Arsenii Roginskii: A Farewell.   By Rose Glickman

One dreary Leningrad day in the winter of 1976, I went home to my room in the dormitory on Shevchenko and found a strange young man sitting on my bed. Brave soul, I thought.  Or foolhardy? In those years Russians were not keen to advertise their friendship with foreigners. But Senya Roginskii didn’t give a hoot. In the many years of our deep friendship I watched him violate all the rules of basic survival in the USSR.   Memorial, the jewel in Senya’s crown, was preceded by years of “samizdat.” Using a library card he got for allegedly researching Plekhanov, he was combing the archives for the evidence of Soviet chicanery, especially the kind that sent his father into the Camps and into prison where he died.  That very library card was the “violation” which the Soviet government used to send Senya as well to the Gulag for 4 years.   

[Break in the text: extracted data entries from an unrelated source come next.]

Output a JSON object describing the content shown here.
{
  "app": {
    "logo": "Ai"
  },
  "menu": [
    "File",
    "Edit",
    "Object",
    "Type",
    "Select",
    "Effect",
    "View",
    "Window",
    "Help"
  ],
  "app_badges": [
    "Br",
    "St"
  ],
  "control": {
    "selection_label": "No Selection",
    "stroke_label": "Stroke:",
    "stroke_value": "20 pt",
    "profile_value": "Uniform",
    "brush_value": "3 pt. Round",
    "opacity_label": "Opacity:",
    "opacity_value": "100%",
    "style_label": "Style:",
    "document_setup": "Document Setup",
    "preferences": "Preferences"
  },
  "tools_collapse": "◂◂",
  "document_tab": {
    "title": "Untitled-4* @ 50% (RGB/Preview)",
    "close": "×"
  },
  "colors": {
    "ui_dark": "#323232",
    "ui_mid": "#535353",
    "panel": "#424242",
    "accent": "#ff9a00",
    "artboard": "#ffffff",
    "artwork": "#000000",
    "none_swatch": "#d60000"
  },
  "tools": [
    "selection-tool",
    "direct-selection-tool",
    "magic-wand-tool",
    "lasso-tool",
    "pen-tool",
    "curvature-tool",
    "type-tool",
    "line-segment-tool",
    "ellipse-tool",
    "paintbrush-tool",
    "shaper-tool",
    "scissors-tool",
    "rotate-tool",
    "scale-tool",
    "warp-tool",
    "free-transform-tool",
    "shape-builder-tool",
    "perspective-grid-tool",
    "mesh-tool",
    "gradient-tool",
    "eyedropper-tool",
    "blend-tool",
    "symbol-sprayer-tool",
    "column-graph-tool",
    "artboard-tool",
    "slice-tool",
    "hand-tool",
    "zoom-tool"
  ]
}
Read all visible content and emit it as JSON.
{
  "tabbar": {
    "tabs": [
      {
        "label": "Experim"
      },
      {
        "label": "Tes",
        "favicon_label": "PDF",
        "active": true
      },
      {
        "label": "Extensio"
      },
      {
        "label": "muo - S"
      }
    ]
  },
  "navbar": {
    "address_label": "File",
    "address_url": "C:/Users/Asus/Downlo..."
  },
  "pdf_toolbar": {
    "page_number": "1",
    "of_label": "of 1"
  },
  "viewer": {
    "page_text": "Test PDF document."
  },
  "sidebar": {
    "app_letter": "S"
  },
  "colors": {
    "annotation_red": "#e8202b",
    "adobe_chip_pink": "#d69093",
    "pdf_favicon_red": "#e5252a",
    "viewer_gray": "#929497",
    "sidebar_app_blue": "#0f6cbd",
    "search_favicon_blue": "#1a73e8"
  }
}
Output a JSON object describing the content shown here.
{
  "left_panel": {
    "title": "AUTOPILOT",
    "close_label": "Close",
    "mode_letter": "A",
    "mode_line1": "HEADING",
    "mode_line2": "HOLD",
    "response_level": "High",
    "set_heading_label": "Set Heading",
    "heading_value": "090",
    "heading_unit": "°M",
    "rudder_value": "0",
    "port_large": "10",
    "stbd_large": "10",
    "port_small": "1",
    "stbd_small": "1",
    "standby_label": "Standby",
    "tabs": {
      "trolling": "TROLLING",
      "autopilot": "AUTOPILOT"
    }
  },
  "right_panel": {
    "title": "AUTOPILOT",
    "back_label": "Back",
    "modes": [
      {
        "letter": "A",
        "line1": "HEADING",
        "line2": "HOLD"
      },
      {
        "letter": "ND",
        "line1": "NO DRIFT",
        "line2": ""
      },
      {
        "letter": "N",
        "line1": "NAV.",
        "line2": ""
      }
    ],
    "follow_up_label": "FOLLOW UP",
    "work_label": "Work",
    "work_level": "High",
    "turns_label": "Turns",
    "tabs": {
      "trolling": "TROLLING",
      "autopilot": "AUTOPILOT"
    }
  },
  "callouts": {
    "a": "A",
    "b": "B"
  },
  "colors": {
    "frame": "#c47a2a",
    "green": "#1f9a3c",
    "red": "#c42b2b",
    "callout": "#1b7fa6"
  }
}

Senya held a regular Friday night “salon.” If I close my eyes I can see myself getting off the metro at Park Pobeda, and walking through the park to his apartment on Ulitsa Gagarina where the most interesting people in Leningrad gathered—all, of course, dissidents.  Some of them, like Senya, subsequently became leading activists in the post-Soviet civil/human rights movement, connected in various ways to Memorial.   How lucky I was to have Senya as my guide through the intricacies of Soviet life as well as a faithful and generous friend.  How lucky Russia is to have had such an avatar of courage, intelligence and integrity: a guiding light through Soviet and post-Soviet times.  Russia is poorer for his death, as are all the friends he leaves  behind.   Слава тебе, Сеня!